There will be nine different competitions: driverless car racing, robotic soccer, robotic running competitions, manned drones racing, robotic swimming, robotic table tennis, robotic wrestling, drone races, and something cybernetic that hasn’t been fully fleshed out.

The World Future Sports Games is an extension of the World Drone Prix, also being held in Dubai. The UAE has shown a very keen interest in new robotics and autonomous vehicles, and believes these kinds of technologies will play a major role in all facets of life in the future. The government is bullish in its belief that sports act as a great way to showcase this kind of innovation.

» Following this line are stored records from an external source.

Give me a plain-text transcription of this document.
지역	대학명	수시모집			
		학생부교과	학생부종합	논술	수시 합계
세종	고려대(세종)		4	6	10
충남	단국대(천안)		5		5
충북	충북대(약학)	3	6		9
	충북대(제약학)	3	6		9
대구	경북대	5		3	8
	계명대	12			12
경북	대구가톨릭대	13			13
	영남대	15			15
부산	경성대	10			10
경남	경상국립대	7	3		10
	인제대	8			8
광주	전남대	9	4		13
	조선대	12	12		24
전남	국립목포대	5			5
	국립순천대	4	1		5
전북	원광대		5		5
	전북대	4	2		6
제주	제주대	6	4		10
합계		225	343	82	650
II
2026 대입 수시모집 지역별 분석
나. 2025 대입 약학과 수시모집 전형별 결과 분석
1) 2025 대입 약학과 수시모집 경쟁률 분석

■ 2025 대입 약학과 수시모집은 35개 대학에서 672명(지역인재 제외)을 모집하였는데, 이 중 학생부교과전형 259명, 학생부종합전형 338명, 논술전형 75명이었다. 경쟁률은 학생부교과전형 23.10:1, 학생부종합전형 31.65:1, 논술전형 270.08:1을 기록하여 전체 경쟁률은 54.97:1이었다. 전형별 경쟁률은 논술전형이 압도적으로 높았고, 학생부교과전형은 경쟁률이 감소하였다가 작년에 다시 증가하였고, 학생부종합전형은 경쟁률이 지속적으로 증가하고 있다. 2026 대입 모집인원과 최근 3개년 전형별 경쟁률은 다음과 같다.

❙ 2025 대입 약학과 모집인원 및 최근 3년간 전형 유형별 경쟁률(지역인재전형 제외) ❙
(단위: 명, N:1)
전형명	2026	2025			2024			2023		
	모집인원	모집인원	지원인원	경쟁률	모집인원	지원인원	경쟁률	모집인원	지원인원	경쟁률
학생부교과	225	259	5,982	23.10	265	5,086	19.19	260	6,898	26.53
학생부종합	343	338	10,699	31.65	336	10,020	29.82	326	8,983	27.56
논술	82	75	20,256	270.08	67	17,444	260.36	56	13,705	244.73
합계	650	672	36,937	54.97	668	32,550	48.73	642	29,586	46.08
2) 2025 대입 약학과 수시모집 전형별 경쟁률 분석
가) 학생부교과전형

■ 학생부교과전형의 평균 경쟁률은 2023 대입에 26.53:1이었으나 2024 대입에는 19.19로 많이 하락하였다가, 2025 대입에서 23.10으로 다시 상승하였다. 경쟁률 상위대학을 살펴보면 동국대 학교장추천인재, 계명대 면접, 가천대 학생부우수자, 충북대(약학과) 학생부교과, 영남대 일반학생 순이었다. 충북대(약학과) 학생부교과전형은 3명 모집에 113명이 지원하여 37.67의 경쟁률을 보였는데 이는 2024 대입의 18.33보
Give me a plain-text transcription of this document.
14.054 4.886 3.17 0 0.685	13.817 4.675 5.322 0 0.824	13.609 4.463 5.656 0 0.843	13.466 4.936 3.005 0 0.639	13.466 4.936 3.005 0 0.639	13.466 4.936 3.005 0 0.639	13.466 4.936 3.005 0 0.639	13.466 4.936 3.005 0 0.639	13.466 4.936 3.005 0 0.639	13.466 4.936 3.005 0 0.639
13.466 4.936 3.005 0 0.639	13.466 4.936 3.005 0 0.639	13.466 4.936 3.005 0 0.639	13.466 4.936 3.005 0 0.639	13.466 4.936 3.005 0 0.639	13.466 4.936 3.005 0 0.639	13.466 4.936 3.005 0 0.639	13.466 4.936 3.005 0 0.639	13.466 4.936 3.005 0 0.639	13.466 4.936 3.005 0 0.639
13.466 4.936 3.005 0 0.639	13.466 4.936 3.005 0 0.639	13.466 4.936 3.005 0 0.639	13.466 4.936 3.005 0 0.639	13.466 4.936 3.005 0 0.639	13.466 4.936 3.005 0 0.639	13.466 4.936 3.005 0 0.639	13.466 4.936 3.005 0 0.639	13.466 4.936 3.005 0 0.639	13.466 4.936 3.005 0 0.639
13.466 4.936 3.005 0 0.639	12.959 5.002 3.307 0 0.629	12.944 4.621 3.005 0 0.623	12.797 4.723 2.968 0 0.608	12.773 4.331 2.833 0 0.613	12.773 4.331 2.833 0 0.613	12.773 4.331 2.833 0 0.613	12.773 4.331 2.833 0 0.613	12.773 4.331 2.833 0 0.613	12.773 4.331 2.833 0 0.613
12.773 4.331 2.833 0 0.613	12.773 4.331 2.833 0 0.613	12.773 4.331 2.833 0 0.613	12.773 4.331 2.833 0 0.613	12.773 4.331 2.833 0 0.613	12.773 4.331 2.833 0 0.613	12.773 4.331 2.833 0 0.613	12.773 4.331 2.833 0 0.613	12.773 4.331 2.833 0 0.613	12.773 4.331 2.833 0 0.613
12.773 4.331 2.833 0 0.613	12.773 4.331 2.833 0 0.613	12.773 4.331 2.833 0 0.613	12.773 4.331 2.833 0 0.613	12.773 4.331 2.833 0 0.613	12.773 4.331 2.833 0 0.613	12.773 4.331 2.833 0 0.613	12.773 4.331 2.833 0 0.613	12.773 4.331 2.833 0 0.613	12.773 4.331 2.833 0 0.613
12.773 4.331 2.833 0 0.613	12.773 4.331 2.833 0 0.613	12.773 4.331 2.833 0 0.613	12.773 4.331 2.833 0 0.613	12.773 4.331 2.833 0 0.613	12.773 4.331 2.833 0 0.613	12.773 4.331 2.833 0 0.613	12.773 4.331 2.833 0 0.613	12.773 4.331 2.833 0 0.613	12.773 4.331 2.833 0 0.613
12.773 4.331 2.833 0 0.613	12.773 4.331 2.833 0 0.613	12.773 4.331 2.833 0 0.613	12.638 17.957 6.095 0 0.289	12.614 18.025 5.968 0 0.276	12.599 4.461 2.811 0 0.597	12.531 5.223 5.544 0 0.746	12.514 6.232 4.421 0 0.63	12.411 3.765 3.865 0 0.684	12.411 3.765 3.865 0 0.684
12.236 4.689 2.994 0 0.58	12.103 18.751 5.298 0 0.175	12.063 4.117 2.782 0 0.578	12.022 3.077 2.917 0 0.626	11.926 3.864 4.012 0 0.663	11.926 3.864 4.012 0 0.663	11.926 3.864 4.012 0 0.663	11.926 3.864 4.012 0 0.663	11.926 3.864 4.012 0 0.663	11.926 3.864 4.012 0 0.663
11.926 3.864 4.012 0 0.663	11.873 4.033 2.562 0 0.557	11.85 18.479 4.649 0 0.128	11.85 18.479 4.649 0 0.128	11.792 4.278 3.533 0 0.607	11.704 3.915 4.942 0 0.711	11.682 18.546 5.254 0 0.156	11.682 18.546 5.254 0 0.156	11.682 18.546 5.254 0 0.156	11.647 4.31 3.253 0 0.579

Both events may initially seem to be occupying a world of sports that’s an island unto its own. That may be true to some extent, but it’s probably wiser to approach the Cybathlon and WFSG as signs of what the future of sports really will be. Certain sports will be the same maybe forever — baseball can’t not be baseball, and the same goes for soccer of course. But as technology takes off in bigger ways this century, it will be clear that what we call a “sport” won’t simply be defined by the actions of the human body.